Are atomic operations in CUDA guaranteed to be scheduled per warp?

Question

Suppose I have 8 blocks of 32 threads each running on a GTX 970. Each blcok either writes all 1's or all 0's to an array of length 32 in global memory, where thread 0 in a block writes to position 0 in the array.

Now to write the actual values atomicExch is used, exchanging the current value in the array with the value that the block attempts to write. Because of SIMD, atomic operation and the fact that a warp executes in lockstep I would expect the array to, at any point in time, only contain 1's or 0's. But never a mix of the two.

However, while running code like this there are several cases where at some point in time the array contains of a mix of 0's and 1's.

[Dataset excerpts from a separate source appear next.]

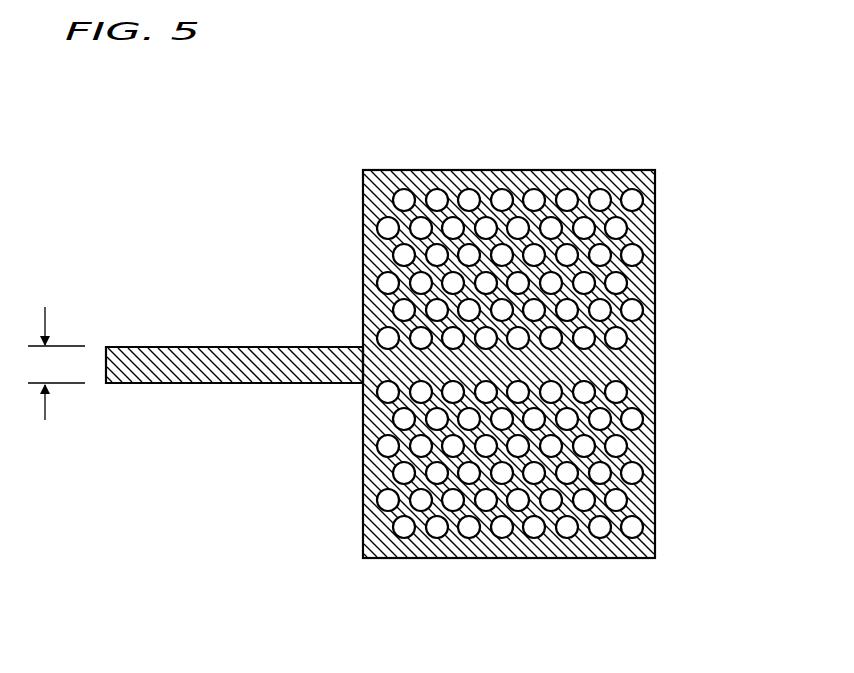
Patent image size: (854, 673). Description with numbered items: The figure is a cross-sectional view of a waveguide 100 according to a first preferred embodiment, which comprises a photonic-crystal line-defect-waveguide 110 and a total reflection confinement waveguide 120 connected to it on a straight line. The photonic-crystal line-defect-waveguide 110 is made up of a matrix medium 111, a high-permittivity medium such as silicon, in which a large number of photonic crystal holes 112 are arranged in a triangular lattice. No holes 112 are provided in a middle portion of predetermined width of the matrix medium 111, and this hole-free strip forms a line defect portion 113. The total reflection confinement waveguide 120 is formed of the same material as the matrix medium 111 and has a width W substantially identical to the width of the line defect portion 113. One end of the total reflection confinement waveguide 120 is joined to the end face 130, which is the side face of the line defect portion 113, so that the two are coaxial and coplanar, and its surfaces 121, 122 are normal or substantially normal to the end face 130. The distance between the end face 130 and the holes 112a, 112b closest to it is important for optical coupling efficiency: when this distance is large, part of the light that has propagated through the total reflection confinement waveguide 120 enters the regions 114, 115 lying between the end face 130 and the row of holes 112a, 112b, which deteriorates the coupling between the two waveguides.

The waveguide 100 is at (665, 203).
The photonic-crystal line-defect-waveguide 110 is at (524, 373).
The matrix medium 111 is at (426, 176).
The photonic crystal holes 112 is at (632, 311).
The hole 112a is at (386, 336).
The hole 112b is at (387, 393).
The line defect portion 113 is at (640, 367).
The region 114 is at (362, 330).
The region 115 is at (363, 395).
The total reflection confinement waveguide 120 is at (193, 373).
The surface 121 is at (163, 346).
The surface 122 is at (170, 383).
The end face 130 is at (276, 324).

Which appears to point to the fact that atomic operations are not executed per warp, and instead scheduled using some other scheme.

From other sources I have not really found a conclusive write-up detailing the scheduling of atomic operations across different warps (please correct me if I'm wrong), so I was wondering if there is any information on this topic. Since I need to write many small vectors consisting of several 32 bit integers atomically to global memory, and an atomic operation that is guaranteed to write a single vector atomically is obviously very important.

For those wondering, the code I wrote was executed on a GTX 970, compiled on compute capability 5.2, using CUDA 8.0.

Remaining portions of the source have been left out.